I suppose that conceivably, the confidence intervals will *asymptotically*
achieve the nominal coverage. After all, I make no claims about the rate of
convergence in the sample size. And there is no reason to think the rate of
convergence is uniform across population parameters. However, nobody has enough
data to make these confidence intervals even remotely trustworthy;
they're a load of dingo's kidneys.

Looking forward, you can plainly see there are a few problems with these results. For one, the asymptotic distribution of Hotelling's \(T^2\) which I am effectively using here, has terrible performance for the small \(n\) case. Well-known distributional results based on the non-central \(F\) should be used instead. However, the distribution of the Markowitz SNR itself is also pretty poor, as shown in the plots below, using the same simulations.
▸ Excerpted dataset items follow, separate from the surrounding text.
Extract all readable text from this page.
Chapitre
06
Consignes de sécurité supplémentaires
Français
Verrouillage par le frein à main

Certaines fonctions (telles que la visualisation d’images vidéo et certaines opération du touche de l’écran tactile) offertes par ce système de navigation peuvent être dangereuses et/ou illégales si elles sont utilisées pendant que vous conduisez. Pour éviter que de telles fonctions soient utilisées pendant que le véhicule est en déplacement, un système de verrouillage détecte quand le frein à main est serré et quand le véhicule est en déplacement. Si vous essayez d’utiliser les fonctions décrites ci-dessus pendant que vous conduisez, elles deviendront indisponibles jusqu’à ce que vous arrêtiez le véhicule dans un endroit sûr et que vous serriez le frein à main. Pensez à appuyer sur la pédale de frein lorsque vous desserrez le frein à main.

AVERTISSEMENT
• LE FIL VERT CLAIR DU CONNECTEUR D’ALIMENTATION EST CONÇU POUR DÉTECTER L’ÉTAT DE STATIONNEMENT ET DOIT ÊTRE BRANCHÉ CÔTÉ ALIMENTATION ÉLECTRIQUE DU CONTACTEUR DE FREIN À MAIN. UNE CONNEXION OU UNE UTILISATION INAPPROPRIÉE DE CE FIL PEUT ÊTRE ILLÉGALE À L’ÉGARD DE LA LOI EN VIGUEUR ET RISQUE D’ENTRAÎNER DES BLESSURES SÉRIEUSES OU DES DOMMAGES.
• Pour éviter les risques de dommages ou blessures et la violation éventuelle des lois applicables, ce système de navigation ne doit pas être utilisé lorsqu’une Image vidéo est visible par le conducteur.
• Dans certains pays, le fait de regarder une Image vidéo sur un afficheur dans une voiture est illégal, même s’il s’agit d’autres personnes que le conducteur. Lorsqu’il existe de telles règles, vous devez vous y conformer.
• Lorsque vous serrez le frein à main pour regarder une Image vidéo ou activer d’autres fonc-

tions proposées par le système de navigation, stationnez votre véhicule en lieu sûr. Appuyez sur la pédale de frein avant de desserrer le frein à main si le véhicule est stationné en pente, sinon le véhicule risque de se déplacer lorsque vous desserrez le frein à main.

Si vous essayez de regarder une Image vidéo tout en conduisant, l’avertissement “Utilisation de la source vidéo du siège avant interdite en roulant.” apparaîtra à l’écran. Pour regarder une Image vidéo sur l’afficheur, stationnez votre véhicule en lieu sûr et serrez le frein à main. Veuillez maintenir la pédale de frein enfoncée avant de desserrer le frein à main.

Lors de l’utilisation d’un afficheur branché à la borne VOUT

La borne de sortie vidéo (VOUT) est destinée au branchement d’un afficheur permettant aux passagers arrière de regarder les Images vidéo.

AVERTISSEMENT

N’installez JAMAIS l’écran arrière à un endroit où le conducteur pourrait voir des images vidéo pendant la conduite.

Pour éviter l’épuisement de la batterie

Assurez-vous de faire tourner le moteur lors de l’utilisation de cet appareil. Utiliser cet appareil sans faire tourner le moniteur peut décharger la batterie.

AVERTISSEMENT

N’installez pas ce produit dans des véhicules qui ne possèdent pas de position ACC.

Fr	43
Sure, they might make work asymptotically (and I have my doubts), but are useless in our world.

```
# plot mean snr:
library(ggplot2)
ph <- sumres %>%
filter(metric=='psnr',stat=='mean') %>%
ggplot(aes(n,value,color=flavor)) +
geom_line() + geom_point() +
facet_grid(p ~ zyr,scale='free') +
scale_x_log10() +
labs(y='mean SNR',x='number of days data',
title='theoretical and empirical mean SNR of sample Markowitz Portfolio')
print(ph)
```

I was worried that I had solved my problem and wouldn't know what to do with myself anymore. (That's not true, I'm supposed to be working on my book.) The good news, and also the bad news, is that I can continue to work on this problem.